La lotta fibrillante di Eugenio Finardi

14 Febbraio 2014 di Paolo Morati

Fibrillante

Quindici anni tra un disco di inediti e un altro sono parecchi. Se però servono a produrre un buon lavoro allora vale la pena attenderli. È quanto ci sentiamo di dire dopo aver ascoltato Fibrillante, il nuovo disco di Eugenio Finardi che riprende in mano la sua vena lirica più politica (nel senso di osservazione e critica sociale) affiancandola a un sound che mette insieme antico e moderno grazie all’aiuto di Max Casacci dei Susbonica e di un gruppetto di altri compagni d’avventura come Manuel Agnelli degli Afterhours, Giovanni Maggiore, Vittorio Cosma, Patrizio Fariselli. Il tutto dando vita a un concentrato di per sé poco radiofonico (proprio lui che cantava La radio, ma era un’altra epoca in tutti i sensi) dove il contenuto non cede alla forma, per un lavoro compatto, ben cesellato, che si apre in modo spiazzante, quasi a riportaci indietro di 40 anni, l’epoca in cui Finardi metteva sul piatto album come Sugo o Diesel.

“Ho bisogno di rispetto, di pace e tranquillità… di avere un ruolo e un posto nella società… sicurezza nel futuro” afferma Finardi nel brano di apertura, Aspettando, facendo già capire quelli che saranno i temi dominanti delle dieci tracce di Fibrillante. C’è infatti molta denuncia sociale, “hanno vinto i culi stanchi, gli arrivisti, gli arroganti che più falsi non ce n’è” (Come Savonarola), invettiva contro qualunquismo e arrivismo, dove il cantautore italoamericano non si arrende a una visione del mondo che non ha mai digerito. Non mancano i momenti più dolci e personali (Lei s’illumina, Fortefragile, Le donne piangono in macchina), ma è ancora denuncia in Cadere Sognare (tra posto fisso, muto, delocalizzazione e licenziamenti) o La storia di Franco (il racconto di un nuovo povero, padre separato che osserva di nascosto la figlia uscire da scuola).

E ancora “Ogni idea di cambiamento tu la spegnerai… una causa nobile è una poesia, tu resti immobile, io volo via… non rischi mai”. Questa l’accusa che Finardi fa al Moderato della omonima canzone, precedendo il finale di Me ne vado dove l’invettiva si fa ancora più decisa e sonoramente acida, parlando dell’incremento esponenziale delle diseguaglianze sociali, l’impoverimento delle classi medie, e la figura dei super ricchi.
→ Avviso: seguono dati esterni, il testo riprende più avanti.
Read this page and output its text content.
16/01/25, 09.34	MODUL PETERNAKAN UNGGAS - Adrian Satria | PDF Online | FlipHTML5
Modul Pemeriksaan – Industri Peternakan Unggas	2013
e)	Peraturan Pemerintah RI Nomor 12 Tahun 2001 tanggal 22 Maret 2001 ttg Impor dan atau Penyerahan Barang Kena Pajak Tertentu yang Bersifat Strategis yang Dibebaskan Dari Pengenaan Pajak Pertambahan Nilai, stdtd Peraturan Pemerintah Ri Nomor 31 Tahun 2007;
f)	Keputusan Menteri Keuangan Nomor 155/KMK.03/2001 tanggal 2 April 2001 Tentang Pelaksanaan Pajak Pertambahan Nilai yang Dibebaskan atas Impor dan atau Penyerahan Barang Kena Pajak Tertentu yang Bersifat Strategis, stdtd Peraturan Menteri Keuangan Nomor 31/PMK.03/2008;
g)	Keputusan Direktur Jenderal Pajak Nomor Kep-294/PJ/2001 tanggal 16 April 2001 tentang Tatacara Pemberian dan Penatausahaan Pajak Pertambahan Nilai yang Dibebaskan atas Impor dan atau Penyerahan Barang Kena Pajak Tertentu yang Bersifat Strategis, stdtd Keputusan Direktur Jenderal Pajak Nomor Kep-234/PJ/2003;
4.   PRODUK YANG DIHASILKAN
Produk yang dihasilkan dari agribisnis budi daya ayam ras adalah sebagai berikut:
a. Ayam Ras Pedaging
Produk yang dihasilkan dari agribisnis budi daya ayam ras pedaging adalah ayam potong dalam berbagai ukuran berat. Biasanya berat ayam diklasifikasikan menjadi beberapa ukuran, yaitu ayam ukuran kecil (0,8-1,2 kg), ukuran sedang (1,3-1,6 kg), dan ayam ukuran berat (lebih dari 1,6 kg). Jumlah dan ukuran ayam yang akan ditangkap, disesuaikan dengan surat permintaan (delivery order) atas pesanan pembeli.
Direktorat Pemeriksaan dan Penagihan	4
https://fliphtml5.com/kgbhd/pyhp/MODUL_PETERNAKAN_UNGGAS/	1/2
Una situazione la cui miccia sarebbe (questa la posizione dell’autore) stata innescata negli anni ’80 (epoca in cui lui produsse anche lo splendido Dal blu) con l’avvento di Ronald Reagan e Margaret Thatcher. Insomma, Fibrillante si delinea come un album certamente poco accomodante (e scomodo), faticoso nelle storie che racconta, prendendo una posizione netta rispetto alla situazione attuale, non concedendo spazio alle giustificazioni e agli appelli. Per confrontarsi e discutere.